On its side, it would look kinda like this: <O

oops.

wonder why my first calculation was so far off for the equidistance.
10. PBE6
Bananarama
17 Aug '05 18:13
Originally posted by crazyblue
im not sure if i got it right. is the belt still in shape of a circle then, that has the same height above earth everywhere? if yes id go like this:

2*pi*r = 40030.174 km + 1 km (result taken from part 1)

r = 6371.159 km

so its 159 m above earth. ummmm thats quite alot, it must be wrong, though i keep getting the same result.

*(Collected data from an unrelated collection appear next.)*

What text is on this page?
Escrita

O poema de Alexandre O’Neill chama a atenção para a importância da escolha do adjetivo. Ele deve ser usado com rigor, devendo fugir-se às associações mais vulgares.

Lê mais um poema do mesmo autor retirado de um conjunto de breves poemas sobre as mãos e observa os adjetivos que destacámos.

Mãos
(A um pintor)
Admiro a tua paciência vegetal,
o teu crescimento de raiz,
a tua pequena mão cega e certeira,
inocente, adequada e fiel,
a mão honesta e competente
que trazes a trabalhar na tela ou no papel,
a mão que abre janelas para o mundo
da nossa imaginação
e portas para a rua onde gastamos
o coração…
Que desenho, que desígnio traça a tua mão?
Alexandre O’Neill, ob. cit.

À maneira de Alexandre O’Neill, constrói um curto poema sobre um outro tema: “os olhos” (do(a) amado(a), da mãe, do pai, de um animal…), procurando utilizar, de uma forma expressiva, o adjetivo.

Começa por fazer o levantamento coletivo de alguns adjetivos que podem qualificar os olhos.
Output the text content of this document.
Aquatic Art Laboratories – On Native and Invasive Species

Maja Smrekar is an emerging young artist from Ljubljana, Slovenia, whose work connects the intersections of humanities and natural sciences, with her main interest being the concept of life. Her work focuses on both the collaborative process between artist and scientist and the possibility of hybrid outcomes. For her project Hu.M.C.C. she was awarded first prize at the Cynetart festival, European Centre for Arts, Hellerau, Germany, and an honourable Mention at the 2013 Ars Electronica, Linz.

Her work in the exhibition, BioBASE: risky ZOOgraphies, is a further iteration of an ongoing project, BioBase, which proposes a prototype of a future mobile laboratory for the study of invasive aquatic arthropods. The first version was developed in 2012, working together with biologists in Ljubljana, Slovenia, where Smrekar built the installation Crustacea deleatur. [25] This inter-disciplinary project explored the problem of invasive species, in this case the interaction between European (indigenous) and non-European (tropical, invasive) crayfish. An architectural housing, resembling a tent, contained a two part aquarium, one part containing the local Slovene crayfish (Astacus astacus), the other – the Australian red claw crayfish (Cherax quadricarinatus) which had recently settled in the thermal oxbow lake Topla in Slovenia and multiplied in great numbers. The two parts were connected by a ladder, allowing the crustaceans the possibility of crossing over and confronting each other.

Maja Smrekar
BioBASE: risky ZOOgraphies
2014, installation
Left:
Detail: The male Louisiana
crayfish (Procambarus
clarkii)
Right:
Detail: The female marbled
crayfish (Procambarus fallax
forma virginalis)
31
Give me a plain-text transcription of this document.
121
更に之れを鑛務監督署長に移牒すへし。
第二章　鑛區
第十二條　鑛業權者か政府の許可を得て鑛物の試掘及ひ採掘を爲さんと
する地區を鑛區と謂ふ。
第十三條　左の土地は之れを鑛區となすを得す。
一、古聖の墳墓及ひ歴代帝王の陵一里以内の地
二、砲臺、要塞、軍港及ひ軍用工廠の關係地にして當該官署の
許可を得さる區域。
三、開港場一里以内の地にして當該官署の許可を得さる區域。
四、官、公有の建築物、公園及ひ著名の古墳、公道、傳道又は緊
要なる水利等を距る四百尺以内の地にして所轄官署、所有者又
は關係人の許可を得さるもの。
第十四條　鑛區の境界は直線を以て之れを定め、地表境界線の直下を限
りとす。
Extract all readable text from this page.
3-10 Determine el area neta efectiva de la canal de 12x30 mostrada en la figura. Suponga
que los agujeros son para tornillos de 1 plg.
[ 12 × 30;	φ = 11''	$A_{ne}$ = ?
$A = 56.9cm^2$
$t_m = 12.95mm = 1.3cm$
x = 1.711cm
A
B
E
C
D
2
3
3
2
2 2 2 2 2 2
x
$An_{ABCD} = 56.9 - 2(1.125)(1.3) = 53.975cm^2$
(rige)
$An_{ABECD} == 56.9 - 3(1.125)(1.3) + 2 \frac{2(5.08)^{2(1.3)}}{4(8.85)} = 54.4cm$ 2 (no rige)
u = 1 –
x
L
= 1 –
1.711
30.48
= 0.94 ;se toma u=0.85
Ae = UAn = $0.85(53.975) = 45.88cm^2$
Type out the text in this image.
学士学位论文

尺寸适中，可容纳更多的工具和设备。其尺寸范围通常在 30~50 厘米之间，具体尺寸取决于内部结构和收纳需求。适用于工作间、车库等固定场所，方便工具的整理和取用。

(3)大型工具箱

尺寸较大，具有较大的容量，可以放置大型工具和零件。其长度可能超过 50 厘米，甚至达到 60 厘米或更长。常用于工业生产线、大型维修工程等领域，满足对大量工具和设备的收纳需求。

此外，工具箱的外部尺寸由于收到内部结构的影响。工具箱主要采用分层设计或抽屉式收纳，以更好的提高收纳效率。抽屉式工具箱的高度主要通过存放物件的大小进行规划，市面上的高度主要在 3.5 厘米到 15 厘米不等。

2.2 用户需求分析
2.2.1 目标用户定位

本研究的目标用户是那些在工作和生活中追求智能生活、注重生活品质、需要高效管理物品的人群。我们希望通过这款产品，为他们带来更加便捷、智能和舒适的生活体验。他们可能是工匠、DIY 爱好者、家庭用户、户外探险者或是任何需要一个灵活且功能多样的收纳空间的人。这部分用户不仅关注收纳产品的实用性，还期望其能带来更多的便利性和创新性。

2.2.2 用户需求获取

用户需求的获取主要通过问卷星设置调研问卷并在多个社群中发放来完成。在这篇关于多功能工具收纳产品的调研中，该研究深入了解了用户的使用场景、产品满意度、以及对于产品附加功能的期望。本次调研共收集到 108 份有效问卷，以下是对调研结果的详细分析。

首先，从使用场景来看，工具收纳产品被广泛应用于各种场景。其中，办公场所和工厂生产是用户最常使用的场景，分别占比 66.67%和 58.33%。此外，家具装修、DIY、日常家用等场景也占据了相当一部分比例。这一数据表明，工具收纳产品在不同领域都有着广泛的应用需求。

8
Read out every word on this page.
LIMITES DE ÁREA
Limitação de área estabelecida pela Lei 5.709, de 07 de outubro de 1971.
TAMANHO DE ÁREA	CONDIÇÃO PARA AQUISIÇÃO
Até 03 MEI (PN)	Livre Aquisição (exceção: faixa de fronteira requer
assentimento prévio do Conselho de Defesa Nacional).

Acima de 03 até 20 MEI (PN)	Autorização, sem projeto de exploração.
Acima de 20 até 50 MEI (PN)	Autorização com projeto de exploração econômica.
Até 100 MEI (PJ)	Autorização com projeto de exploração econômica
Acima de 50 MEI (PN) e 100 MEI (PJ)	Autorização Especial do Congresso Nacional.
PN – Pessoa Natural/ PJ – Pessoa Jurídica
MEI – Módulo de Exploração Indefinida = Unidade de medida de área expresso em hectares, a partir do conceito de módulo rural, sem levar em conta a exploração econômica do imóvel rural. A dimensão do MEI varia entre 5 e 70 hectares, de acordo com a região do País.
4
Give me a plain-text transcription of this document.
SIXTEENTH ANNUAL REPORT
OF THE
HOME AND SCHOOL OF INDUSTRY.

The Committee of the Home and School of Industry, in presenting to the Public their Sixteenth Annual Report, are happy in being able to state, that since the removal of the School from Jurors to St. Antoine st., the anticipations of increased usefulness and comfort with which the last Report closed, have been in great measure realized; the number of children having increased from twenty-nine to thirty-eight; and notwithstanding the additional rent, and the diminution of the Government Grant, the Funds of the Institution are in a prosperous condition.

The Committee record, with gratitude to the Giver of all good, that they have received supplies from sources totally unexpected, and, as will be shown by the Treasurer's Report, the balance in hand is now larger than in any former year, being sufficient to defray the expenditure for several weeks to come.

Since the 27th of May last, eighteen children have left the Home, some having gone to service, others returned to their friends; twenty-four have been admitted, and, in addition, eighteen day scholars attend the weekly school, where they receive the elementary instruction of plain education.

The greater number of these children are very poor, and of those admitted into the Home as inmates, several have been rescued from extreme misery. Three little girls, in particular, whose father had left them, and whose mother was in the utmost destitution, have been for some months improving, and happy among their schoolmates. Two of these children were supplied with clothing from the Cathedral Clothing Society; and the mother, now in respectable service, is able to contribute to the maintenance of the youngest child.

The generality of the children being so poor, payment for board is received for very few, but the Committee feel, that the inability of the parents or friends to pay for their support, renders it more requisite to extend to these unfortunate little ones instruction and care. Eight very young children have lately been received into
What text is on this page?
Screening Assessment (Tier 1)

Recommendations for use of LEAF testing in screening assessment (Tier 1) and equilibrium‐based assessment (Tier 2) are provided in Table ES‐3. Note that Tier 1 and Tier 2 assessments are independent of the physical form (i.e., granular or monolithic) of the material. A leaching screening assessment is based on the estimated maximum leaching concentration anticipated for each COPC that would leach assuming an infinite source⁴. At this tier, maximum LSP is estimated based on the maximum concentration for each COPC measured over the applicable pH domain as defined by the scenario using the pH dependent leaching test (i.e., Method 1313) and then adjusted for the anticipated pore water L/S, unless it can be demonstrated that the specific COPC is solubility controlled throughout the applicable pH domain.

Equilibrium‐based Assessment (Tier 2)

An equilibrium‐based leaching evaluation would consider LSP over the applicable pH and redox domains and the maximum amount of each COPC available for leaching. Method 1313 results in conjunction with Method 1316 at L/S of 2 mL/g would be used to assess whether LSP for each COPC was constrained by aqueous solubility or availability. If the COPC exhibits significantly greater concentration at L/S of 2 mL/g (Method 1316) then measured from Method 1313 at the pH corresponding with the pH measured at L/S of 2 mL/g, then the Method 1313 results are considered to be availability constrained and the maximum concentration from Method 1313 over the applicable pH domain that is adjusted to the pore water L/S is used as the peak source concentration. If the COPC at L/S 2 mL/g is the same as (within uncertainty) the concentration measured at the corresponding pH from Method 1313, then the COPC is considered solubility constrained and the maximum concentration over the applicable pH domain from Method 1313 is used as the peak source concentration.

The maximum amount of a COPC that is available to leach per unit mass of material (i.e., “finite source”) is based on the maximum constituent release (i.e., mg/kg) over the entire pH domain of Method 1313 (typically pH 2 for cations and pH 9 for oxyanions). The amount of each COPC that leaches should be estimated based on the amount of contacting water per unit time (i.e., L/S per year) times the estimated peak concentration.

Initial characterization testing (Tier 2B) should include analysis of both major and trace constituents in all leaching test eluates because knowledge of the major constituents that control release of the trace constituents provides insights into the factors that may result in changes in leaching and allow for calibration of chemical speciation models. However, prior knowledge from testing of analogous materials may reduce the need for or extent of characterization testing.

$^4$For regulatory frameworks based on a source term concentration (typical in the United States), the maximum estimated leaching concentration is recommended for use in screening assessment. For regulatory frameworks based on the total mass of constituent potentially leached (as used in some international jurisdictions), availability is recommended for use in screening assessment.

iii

you can get the re ...[text shortened]... you were talking of a point of pulling. i guess my english is just too poor to understand it ðŸ˜‰
No, it's not in the shape of a circle anymore. When you pull on the slack part, it makes a sharp point.
11. Bowmann
Non-Subscriber
17 Aug '05 21:22
Cor, this is an old one!
12. 18 Aug '05 08:10
Originally posted by PBE6
No, it's not in the shape of a circle anymore. When you pull on the slack part, it makes a sharp point.
forgot the sharp point vs cirlce part.
Could that be 12.17 km above the surface? Would be amazing.
13. PBE6
Bananarama
18 Aug '05 14:37
Originally posted by Mephisto2
forgot the sharp point vs cirlce part.
Could that be 12.17 km above the surface? Would be amazing.
I got 12.15 km using Excel, so 12.17 km sounds right to me! As Bowmann pointed out, "Cor, this is an old one!" but it's an interesting puzzle nonetheless.
14. 18 Aug '05 15:25
Originally posted by PBE6
I got 12.15 km using Excel, so 12.17 km sounds right to me! As Bowmann pointed out, "Cor, this is an old one!" but it's an interesting puzzle nonetheless.
how the frack does it get so high if you only add 1 to the whole length?
15. PBE6
Bananarama
18 Aug '05 16:191 edit
Originally posted by Coconut
how the frack does it get so high if you only add 1 to the whole length?
Well, if the belt was hovering equidistant above the equator the height off the ground is something like 0.159 km. When you pull the belt up so it touches the other side of the Earth, that doubles the height right off the bat. Then there's all that extra slack from the 40,000+ km of belt running around the sides.

Another way to think about it is that letting the belt hover equidistant above the Earth is like plotting the average over a domain, and pulling the belt tight is like pulling up the middle of the graph and pushing down the sides to maintain the same area.